Following claims made by the Commissioner General of Taxation at the Maldives Inland Revenue Authority (MIRA) that the tourism ministry was failing perform its duty of collecting such revenue, State Minister for Tourism Mizna Shareef has called the accusations “baseless and unfair.”
“Under the new tax regime, MIRA can go after those who don’t pay rent,” said Mizna. “It is very unfair and inappropriate for MIRA to make these statements.”
Mizna argued that the authority had been pressuring the tourism ministry to suspend operating licenses for late-payers without considering the wider implications for the industry as a whole.
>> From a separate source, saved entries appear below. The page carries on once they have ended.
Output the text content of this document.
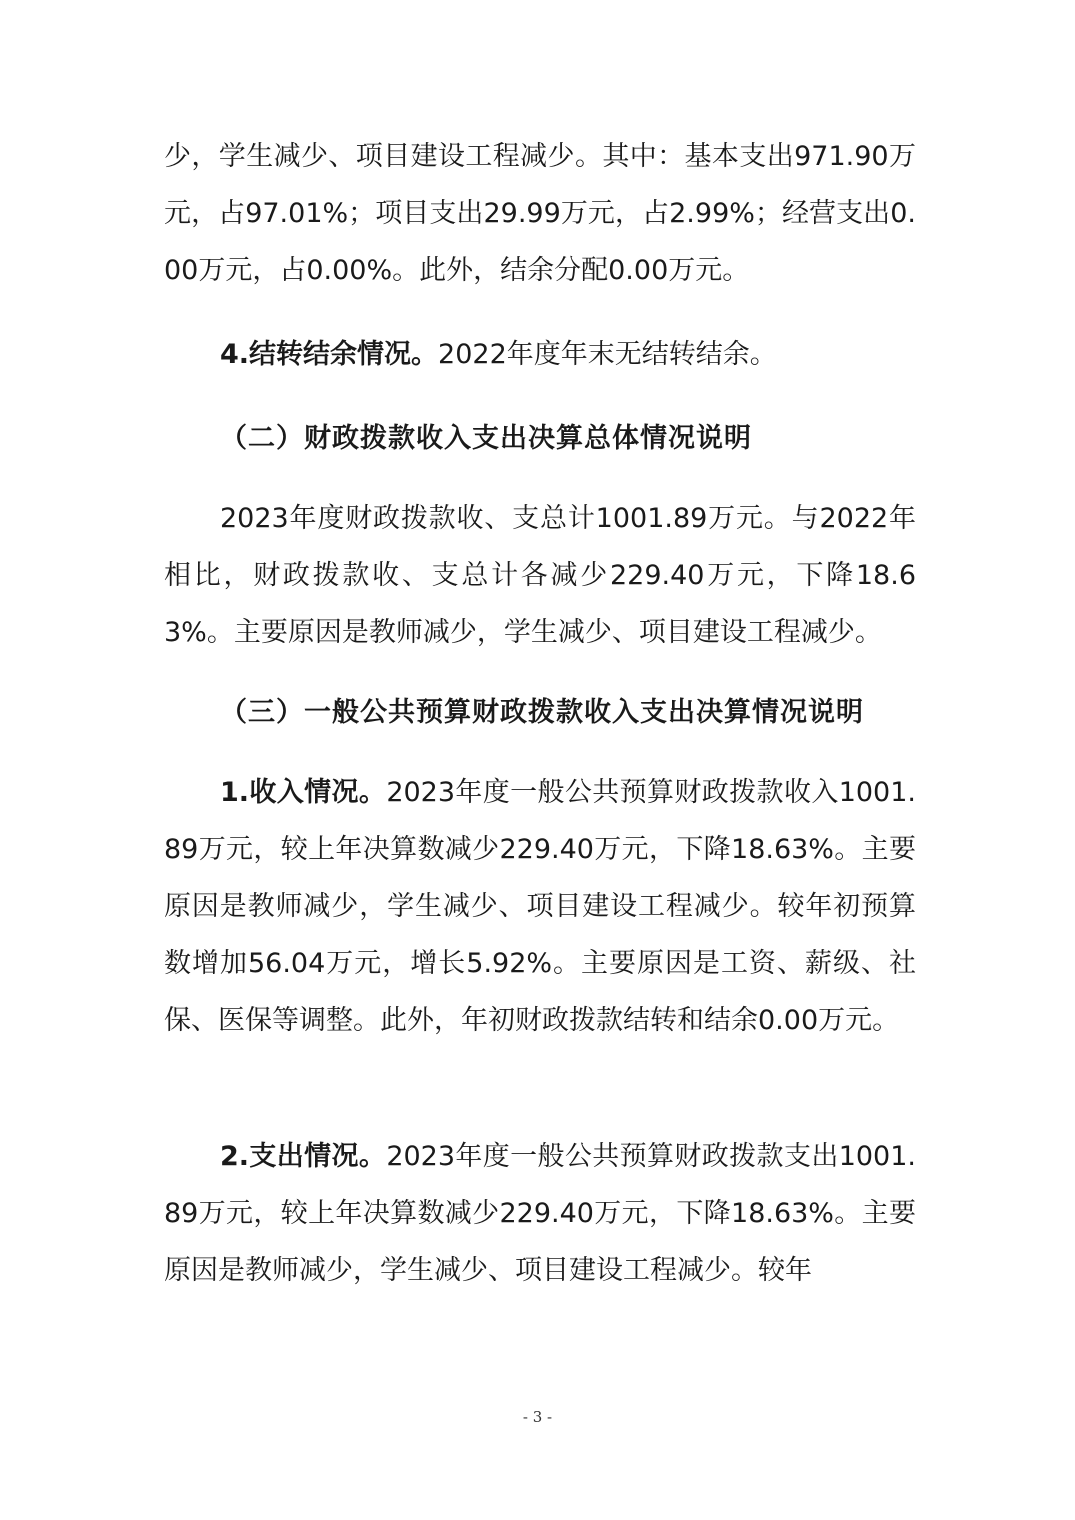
少，学生减少、项目建设工程减少。其中：基本支出971.90万元，占97.01%；项目支出29.99万元，占2.99%；经营支出0.00万元，占0.00%。此外，结余分配0.00万元。

4.结转结余情况。2022年度年末无结转结余。

（二）财政拨款收入支出决算总体情况说明

2023年度财政拨款收、支总计1001.89万元。与2022年相比，财政拨款收、支总计各减少229.40万元，下降18.63%。主要原因是教师减少，学生减少、项目建设工程减少。

（三）一般公共预算财政拨款收入支出决算情况说明

1.收入情况。2023年度一般公共预算财政拨款收入1001.89万元，较上年决算数减少229.40万元，下降18.63%。主要原因是教师减少，学生减少、项目建设工程减少。较年初预算数增加56.04万元，增长5.92%。主要原因是工资、薪级、社保、医保等调整。此外，年初财政拨款结转和结余0.00万元。

2.支出情况。2023年度一般公共预算财政拨款支出1001.89万元，较上年决算数减少229.40万元，下降18.63%。主要原因是教师减少，学生减少、项目建设工程减少。较年

- 3 -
“There has to be balance – the industry must be protected while rents are collected,” she continued.
Tourism is by far the largest industry in the country, contributing over 70 percent of GDP via associated industries and 90 percent of all foreign exchange receipts.
Allegations by groups in support of the now-opposition Maldivian Democratic Party (MDP) linked several prominent Maldivian resort operators with February’s disputed transfer of power.
A travel advisory created shortly after the transfer rated resorts on a traffic-light system, urging against travel to resorts marked ‘red’ – being linked with the alleged coup-makers. The site has since been taken down.
The recently completed Commission of National Inquiry (CNI) ruled that the transfer of power had occurred within constitutional boundaries – a decision over which the MDP has registered strong reservations.
Tourist arrivals have continued to rise this year, with the Asian (largely Chinese) market taking up the slack from a downturn in European holiday-makers, although growth has slowed considerably in comparison with last year.
Director General of Revenue Service at MIRA, Fathuhulla Jameel, was not responding to calls at the time of press.
MIRA’s figures for August showed that ‘Tourism Land Rent’ collected last month was only 19 percent of the amount collected in the corresponding period last year.
Tourism land rent for the year so far is shown to be only three quarters of that collected by the same point on 2011.
The importance of this revenue stream can be seen in the share of overall revenue tourism land rent alone contributes to the authority’s figures – making up 10 percent of MIRA’s income this year.
Another important source of tourism revenue comes from lease extension payments from resort operators – islands are ultimately the property of the state and are leased to the operators on long term bases.
Mizna took issue with the suggestion that the government had re-interpreted the lease extension payments with detrimental effects for the state’s annual budget.
MIRA’s figures show that revenue from lease period extension fees has been US$11million (MVR 168 million) so far this year, compared to US$20million (MVR 273 million) at the same point in 2011.
Mizna argued that the initial arrangement for the collection of lease extension payments had not been fully elucidated by the courts prior to the current government’s assumption of office.
A High Court ruling last December ruled in favour of the 2010 second amendment to the Maldives Tourism Act after it was said to contradict article 8 of the original legislation, pointed out Mizna.
The second amendment states that fees of US$100,000 for every year extended should be paid over a period of between 18 or 36 months depending on operator’s status when the act was published in the government gazette.
The Nasheed government had requested that the payments be made in a lump sum.
Former Tourism Mariyam Zulfa, speaking shortly after the new government took office, explained the Nasheed government’s reading of the system.
“The second amendment to the tourism law came into place it gave the option for resorts to extend the existing 25 year leases to 50 years. A time period was given and there is a clause that stipulates that the payment must be done in completion before the lease period can be extended,” she said in March.
“So, the Nasheed government had interpreted that clause as the payment to be paid in full for the period extended. So, because the wording is such that the payment must be complete before the extension is granted, we interpreted it as the full payment,” she continued.
“But there is another clause which says the manner in which the payment is calculated is on an annual basis. This government has over-interpreted that clause and has said that the payment has to be made annually,” argued Zulfa.